Review: ‘The Mystery of Love & Sex’ at Signature Theatre

Do you want to feel good? Do you want to forget for a couple of hours the political hate speech that’s currently filling the airways, or the vast economic inequality and the rise of a political oligarchy?

Well, do I have the show for you!

Shayna Blass
Jeff Still, Shayna Bliss, Xavier Scott Evans, and Emily Townley. Photo by Margot Schulman.

Bathsheba Doran’s The Mystery of Love & Sex, now playing at Signature Theatre, is just the show for you.

Funny and lively, wonderfully acted and well-paced by Director Stella Powell-Jones, this comedy will make you wish that all the world’s mysteries, sexual or love-based, were more like those brewing in a well-off liberal Jewish family living in the Deep South next to a Christian linguistically-gifted African American young man, who might as well be the son that the family never had.

The troubles this family faces are all so very fixable given the right amount of time and comedy.

Shayna Blass plays Charlotte, a highly sexually repressed college student, born to a bossy New York Jew and a Southern Belle of a Christian, who drinks and smokes too much. Blass’ Charlotte strikes the perfect cord between her character’s unbelievably naive college senior of the 21st century and the sophisticated, happy post-college adult who seems to have it all figured out.

Her parents, Howard and Lucinda, are played magnificently by Jeff Still and Emily Townley.

Still’s Howard is pushy and forward, while still maintaining his likeability, while Townley’s Lucinda not only turns lines that could easily fall flat into explosive belly laughs but also gives her character a desperate resilience to the slings and arrows of upperclass Southern life. She is a joy to watch.

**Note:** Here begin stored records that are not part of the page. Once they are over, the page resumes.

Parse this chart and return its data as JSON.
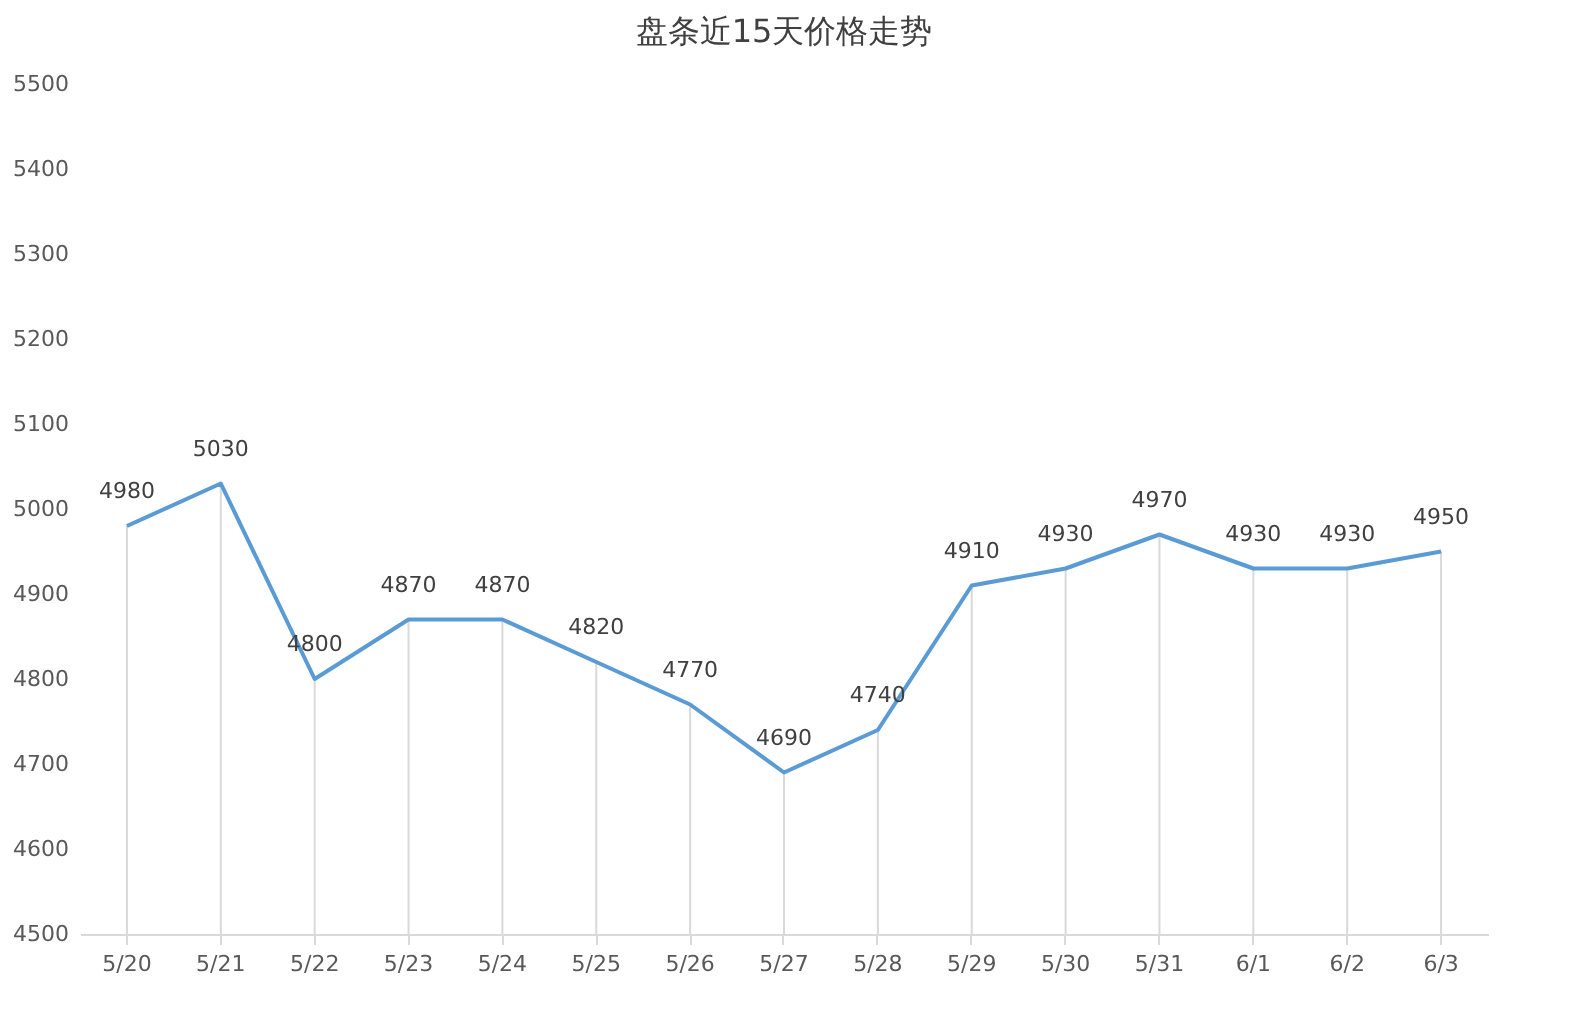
{
  "chart_data": {
    "type": "line",
    "title": "盘条近15天价格走势",
    "categories": [
      "5/20",
      "5/21",
      "5/22",
      "5/23",
      "5/24",
      "5/25",
      "5/26",
      "5/27",
      "5/28",
      "5/29",
      "5/30",
      "5/31",
      "6/1",
      "6/2",
      "6/3"
    ],
    "series": [
      {
        "color": "#5b9bd5",
        "values": [
          4980,
          5030,
          4800,
          4870,
          4870,
          4820,
          4770,
          4690,
          4740,
          4910,
          4930,
          4970,
          4930,
          4930,
          4950
        ]
      }
    ],
    "ylim": [
      4500,
      5500
    ],
    "yticks": [
      4500,
      4600,
      4700,
      4800,
      4900,
      5000,
      5100,
      5200,
      5300,
      5400,
      5500
    ],
    "grid": false,
    "marker": "none",
    "line_style": "solid",
    "data_labels": true
  }
}
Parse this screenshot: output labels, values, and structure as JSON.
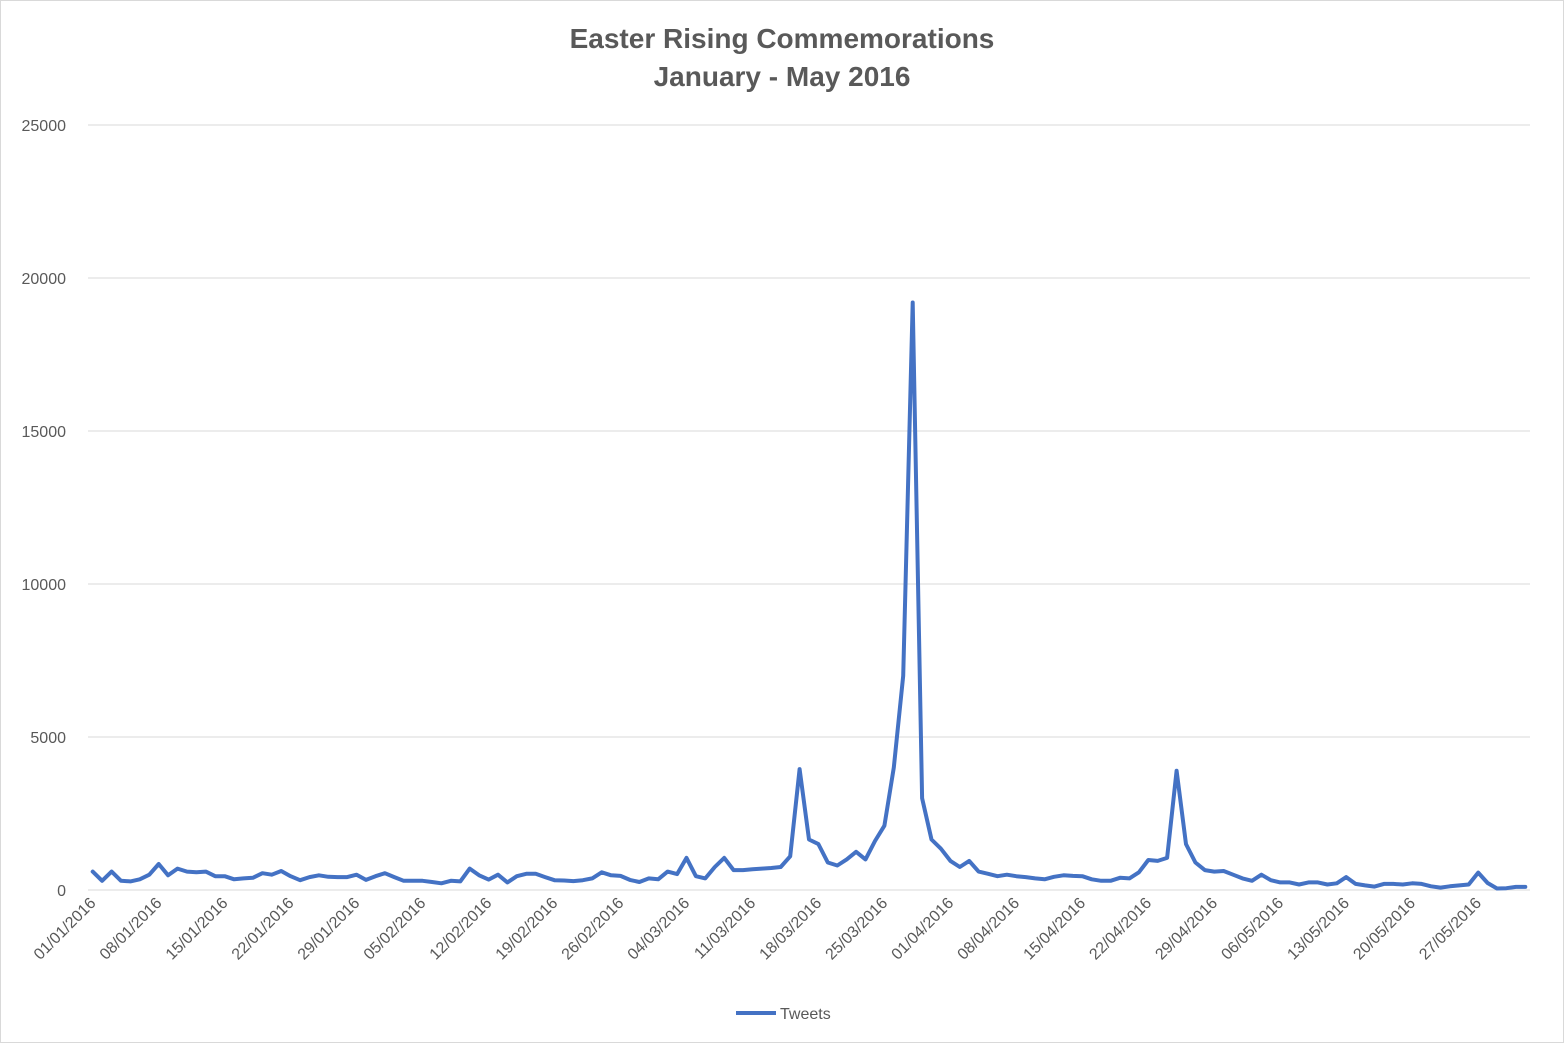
{
  "chart_data": {
    "type": "line",
    "title": "Easter Rising Commemorations",
    "subtitle": "January - May 2016",
    "xlabel": "",
    "ylabel": "",
    "ylim": [
      0,
      25000
    ],
    "yticks": [
      "0",
      "5000",
      "10000",
      "15000",
      "20000",
      "25000"
    ],
    "grid": true,
    "legend_position": "bottom",
    "x_tick_labels": [
      "01/01/2016",
      "08/01/2016",
      "15/01/2016",
      "22/01/2016",
      "29/01/2016",
      "05/02/2016",
      "12/02/2016",
      "19/02/2016",
      "26/02/2016",
      "04/03/2016",
      "11/03/2016",
      "18/03/2016",
      "25/03/2016",
      "01/04/2016",
      "08/04/2016",
      "15/04/2016",
      "22/04/2016",
      "29/04/2016",
      "06/05/2016",
      "13/05/2016",
      "20/05/2016",
      "27/05/2016"
    ],
    "x_start": "01/01/2016",
    "x_end": "31/05/2016",
    "series": [
      {
        "name": "Tweets",
        "color": "#4472c4",
        "values": [
          600,
          300,
          600,
          300,
          280,
          350,
          500,
          850,
          480,
          700,
          600,
          580,
          600,
          450,
          450,
          350,
          380,
          400,
          550,
          500,
          620,
          450,
          320,
          420,
          480,
          430,
          420,
          420,
          500,
          330,
          450,
          550,
          420,
          300,
          300,
          300,
          260,
          220,
          300,
          280,
          700,
          480,
          340,
          500,
          250,
          450,
          530,
          530,
          420,
          320,
          310,
          290,
          320,
          380,
          580,
          480,
          460,
          330,
          260,
          380,
          350,
          600,
          520,
          1050,
          450,
          380,
          750,
          1050,
          650,
          650,
          680,
          700,
          720,
          750,
          1100,
          3950,
          1650,
          1500,
          900,
          800,
          1000,
          1250,
          1000,
          1600,
          2100,
          4000,
          7000,
          19200,
          3000,
          1650,
          1350,
          950,
          750,
          950,
          600,
          530,
          450,
          500,
          450,
          420,
          380,
          350,
          430,
          480,
          460,
          450,
          350,
          300,
          300,
          400,
          380,
          580,
          980,
          950,
          1050,
          3900,
          1500,
          900,
          650,
          600,
          620,
          500,
          380,
          300,
          500,
          320,
          250,
          250,
          180,
          250,
          250,
          180,
          220,
          420,
          200,
          150,
          110,
          200,
          200,
          180,
          220,
          200,
          120,
          80,
          120,
          150,
          180,
          570,
          230,
          50,
          60,
          100,
          100
        ]
      }
    ]
  }
}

The real star of the show, however, is Xavier Scott Evans as Jonny, Charlotte’s Baptist friend next door. Not only does playwright Doran give his character a fresh, thought-provoking uniqueness but Evans’s portrayal is authentically gawky yet forceful.

We watch his Jonny take on life’s many everyday challenges with a wonderfully vulnerable appeal.

For at the core of Mystery’s story are the psycho-emotional developments of the play’s two protagonists, Charlotte and Jonny. Childhood friends, they begin the play as two college seniors, who are in deep denial about who they are and what they want.

Does Charlotte want to marry Jonny? Or would she prefer to explore desire with a female college classmate with a butch hairdo and for whom she feels a white heat in “her vagina”?

Is Jonny, on the other hand, the passionate Christian he claims to be or is he a homosexual with a celibate’s face who find Christianity a welcome excuse for not having “to there”?

Fortunately, the play does not rest on the mystery of how these questions will be answered; for even though Doran skillfully keeps the play’s plot full of surprises and clever turns-of-phrase, she does not venture into the emotional complexity these life dichotomies might present.  You’ll find no tragedy here in the Kingdom of Sex and Love, except maybe in the backstory.

By the time the play ends (no spoiler alert here) Charlotte and Jonny are two successful young adults without a problem in the world.

Signature presents The Mystery of Love & Sex in the Max, in a thrust, and in the “max”, so to speak: as in as soon as you walk into the theatre you’ll be taken by the space’s openness.

The design team has done a fabulous job both conceptualizing and managing the story’s multiple locales over a five-year period.

Scenic Designer James Kronzer keeps the space essential yet varied. Aided by Lighting Designer Jesse Belsky, the play’s actions shifts between different types of interiors before finally venturing outside during Act II.

Costume Designer Asta Bennie Hostetter zeros in on the present and keeps everyone looking sharp, except of course when Charlotte and Jonny are playing “Bohmes” during their college years.

Shayna Blass and Xavier Scott Evans. Photo by Margot Schulman.
Shayna Blass and Xavier Scott Evans. Photo by Margot Schulman.

James Bigbee Garver’s Sound Design and Music Remix support the shifting moods of the play even as they help with the scene changes.

To be sure, the lighted hearted fun of The Mystery of Love & Sex will challenge the slightly bigoted, or even the rabbinical, as when Howard’s Father, played by David A. Schmidt, steps into his son’s backyard to find a tall, naked black man standing before his granddaughter. He flees the scene in a fluster, but what right-minded human being wouldn’t, right?

And such a challenge, given that most of humanity is at least slightly bigoted about someone or some group, will leave this Mystery resounding in your head; but only in a pleasant way.

No trauma. No guilt. No pain. Only a curious wonder: might all mysteries be so pleasantly concluded and so thoroughly free of all complications.

Running Time: 2 hours and 30 minutes, including an intermission.